Conto giudiziale carente degli elementi essenziali è inammissibile (Corte dei Conti Sez. giur. Abruzzo n. 88 del 09.10.2025)

Principi di diritto (Massima)
Il conto dell’agente contabile della riscossione che ometta la colonna degli importi riscossi e quella degli estremi delle ricevute di riscossione non contiene gli elementi essenziali richiesti dall’art. 616 R.D. n. 827/1924. Difetta, pertanto, la qualifica dell’atto quale rendiconto e, a maggior ragione, quale conto giudiziale idoneo a incardinare il giudizio di conto. Il giudizio è inammissibile, con obbligo per l’agente contabile di depositare il conto nelle forme rituali.
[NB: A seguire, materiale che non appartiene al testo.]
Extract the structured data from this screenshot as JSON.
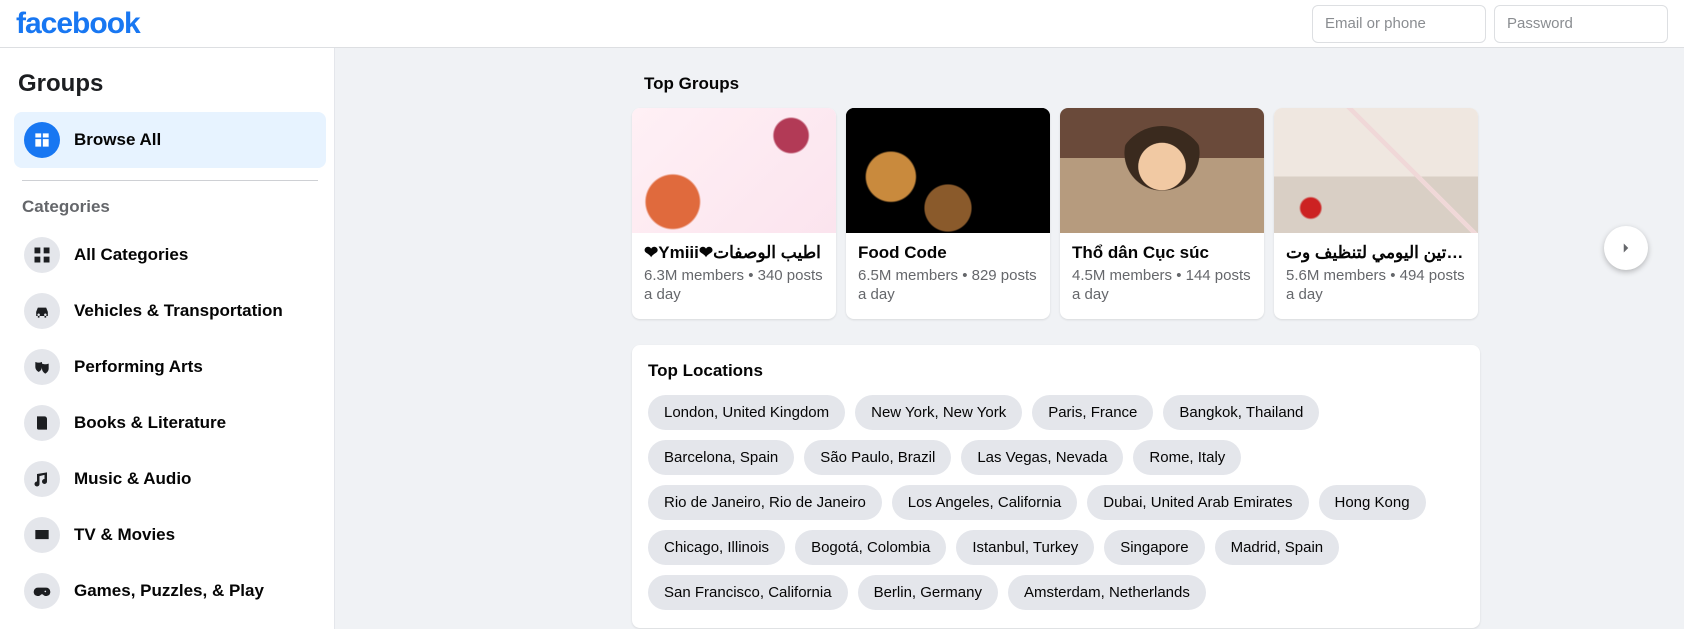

La difformità dal modello 21 del d.p.r. n. 194/1996 rileva solo in quanto la carenza investa gli elementi minimi previsti dalla legge di contabilità.

Il Fatto

La vicenda riguarda il conto giudiziale reso dall’agente contabile di un Comune, relativo agli incassi della piscina comunale per l’esercizio finanziario 2022. Il magistrato relatore ha depositato una relazione di irregolarità, rilevando che il conto non era stato redatto in conformità al modello 21 del d.p.r. n. 194/1996: mancavano la colonna degli importi riscossi e quella degli estremi delle ricevute di riscossione. Erano invece indicati gli estremi delle quietanze di versamento in Tesoreria con i relativi importi, ed era presente la parifica del conto.

Il Pubblico Ministero, all’udienza, ha rilevato la serialità delle irregolarità e ha chiesto dichiararsi l’inammissibilità del conto, con condanna dell’agente contabile alla ripresentazione, rimettendosi al Collegio per le spese. La questione è giunta così alla Sezione giurisdizionale per la verifica preliminare di ammissibilità del giudizio.

La Motivazione della Corte

Il Collegio muove dalla distinzione tra i modelli di conto previsti dal d.p.r. n. 194/1996. Per l’economo è previsto il modello 23; per l’agente contabile della riscossione il modello 21. Quest’ultimo deve indicare le generalità dell’agente, il periodo di gestione, il numero d’ordine dell’operazione, gli estremi della riscossione, i versamenti in Tesoreria con numero di quietanza e importo, i totali e le eventuali note.

Nel conto in esame difetta ogni indicazione relativa alla colonna degli importi riscossi e a quella degli estremi delle ricevute di riscossione. Tali elementi sono richiesti dall’art. 616 R.D. n. 827/1924, applicabile agli enti locali per il richiamo dell’art. 93 del TUEL, e dall’art. 116 del regolamento di contabilità comunale.

La Corte richiama il principio secondo cui, ancorché redatto su modello irrituale, il conto che contenga comunque gli elementi richiesti dall’art. 616 R.D. n. 827/1924 risponde alle finalità cui è preordinato. In tal caso può essere qualificato conto giudiziale, con incardinamento del relativo giudizio.

Nella specie la conclusione è opposta. La mancanza dell’elemento essenziale della colonna degli importi riscossi e di quella degli estremi delle ricevute non consente la qualifica dell’atto quale rendiconto, né quale conto giudiziale. Non è dunque ammissibile un giudizio di conto su un atto erroneamente qualificato tale.

Il Collegio dichiara pertanto inammissibile il giudizio, con obbligo per l’agente contabile di depositare il conto nelle forme rituali. Nulla per le spese, stante la pronuncia in rito.

Nota della Redazione

Ogni decisione citata è verificata sul provvedimento originale. Quando il documento può essere legittimamente ripubblicato senza esporre dati personali, mettiamo a disposizione anche il testo integrale.